The Luftwaffe rejected Paulus’s claim about Gumrak. Declaring the field almost totally unfit for use, it insisted that adequate safety measures were needed to insure proper deliveries.

Paulus was furious: “Objections raised by Luftwaffe regarded here as mere excuses…. Landing ground has been substantially extended. Fully competent ground organization with all necessary installations….Commander in chief has directly requested the Fuhrer to intervene….”

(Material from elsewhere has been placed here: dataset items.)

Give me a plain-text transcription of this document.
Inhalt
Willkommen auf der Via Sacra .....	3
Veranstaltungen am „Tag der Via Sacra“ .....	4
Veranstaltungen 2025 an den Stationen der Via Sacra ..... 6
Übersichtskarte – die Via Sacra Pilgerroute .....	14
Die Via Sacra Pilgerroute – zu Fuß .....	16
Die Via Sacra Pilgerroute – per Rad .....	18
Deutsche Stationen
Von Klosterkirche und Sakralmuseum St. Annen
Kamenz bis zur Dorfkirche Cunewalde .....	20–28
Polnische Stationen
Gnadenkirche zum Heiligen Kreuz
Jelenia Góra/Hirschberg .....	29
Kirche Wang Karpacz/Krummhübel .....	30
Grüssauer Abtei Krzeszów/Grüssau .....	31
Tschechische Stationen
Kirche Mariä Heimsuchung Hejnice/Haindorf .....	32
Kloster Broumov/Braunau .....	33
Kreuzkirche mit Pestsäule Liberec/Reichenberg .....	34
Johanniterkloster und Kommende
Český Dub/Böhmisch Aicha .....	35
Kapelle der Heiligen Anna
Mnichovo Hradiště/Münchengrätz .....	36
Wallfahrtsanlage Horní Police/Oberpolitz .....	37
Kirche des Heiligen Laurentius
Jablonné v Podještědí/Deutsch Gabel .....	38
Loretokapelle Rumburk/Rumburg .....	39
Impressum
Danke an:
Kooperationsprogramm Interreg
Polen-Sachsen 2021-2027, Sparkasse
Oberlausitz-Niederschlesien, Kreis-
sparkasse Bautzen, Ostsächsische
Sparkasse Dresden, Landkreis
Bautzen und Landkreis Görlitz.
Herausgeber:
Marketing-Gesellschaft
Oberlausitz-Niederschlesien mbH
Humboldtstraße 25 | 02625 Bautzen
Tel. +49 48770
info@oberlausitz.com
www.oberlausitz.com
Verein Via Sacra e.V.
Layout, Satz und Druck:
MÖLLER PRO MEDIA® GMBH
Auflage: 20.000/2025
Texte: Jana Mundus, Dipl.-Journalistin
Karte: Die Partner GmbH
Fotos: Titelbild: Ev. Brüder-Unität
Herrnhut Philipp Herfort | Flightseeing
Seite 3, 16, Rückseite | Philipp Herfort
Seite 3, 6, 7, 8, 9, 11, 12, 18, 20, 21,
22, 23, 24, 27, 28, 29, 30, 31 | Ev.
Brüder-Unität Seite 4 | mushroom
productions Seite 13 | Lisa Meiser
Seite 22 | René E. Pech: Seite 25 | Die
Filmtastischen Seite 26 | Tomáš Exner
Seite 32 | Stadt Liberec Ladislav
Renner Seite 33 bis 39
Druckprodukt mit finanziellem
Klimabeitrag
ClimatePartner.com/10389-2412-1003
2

The reality of the situation, however, was that neither Paulus nor Schmidt understood that there was an almost total operational breakdown at the airport. The so-called “fully competent ground organization,” which had performed admirably at Pitomnik, was no longer a cohesive group. Though Col. Lothar Rosenfeld now tried to clear Gumrak for an intensive shuttle service, he was working with men exhausted beyond recall.

When a Luftwaffe officer landed in Gumrak on the morning of January 19, he recognized these symptoms immediately. Major Thiel, who had come to the Kessel to reconcile differences between Sixth Army and the Luftwaffe, was appalled at the condition of the runways. The wrecks of thirteen planes littered the landing cross, forcing incoming pilots to touch down within a tight eightyyard radius. Bomb craters pocked the concrete. Newly fallen snow had not yet been cleared.

Thiel descended into the cramped, brightly lit command bunker where he was quickly surrounded by Generals Schmidt, Paulus, Heitz, and other aides, all of whom began to insult him about the Luftwaffe.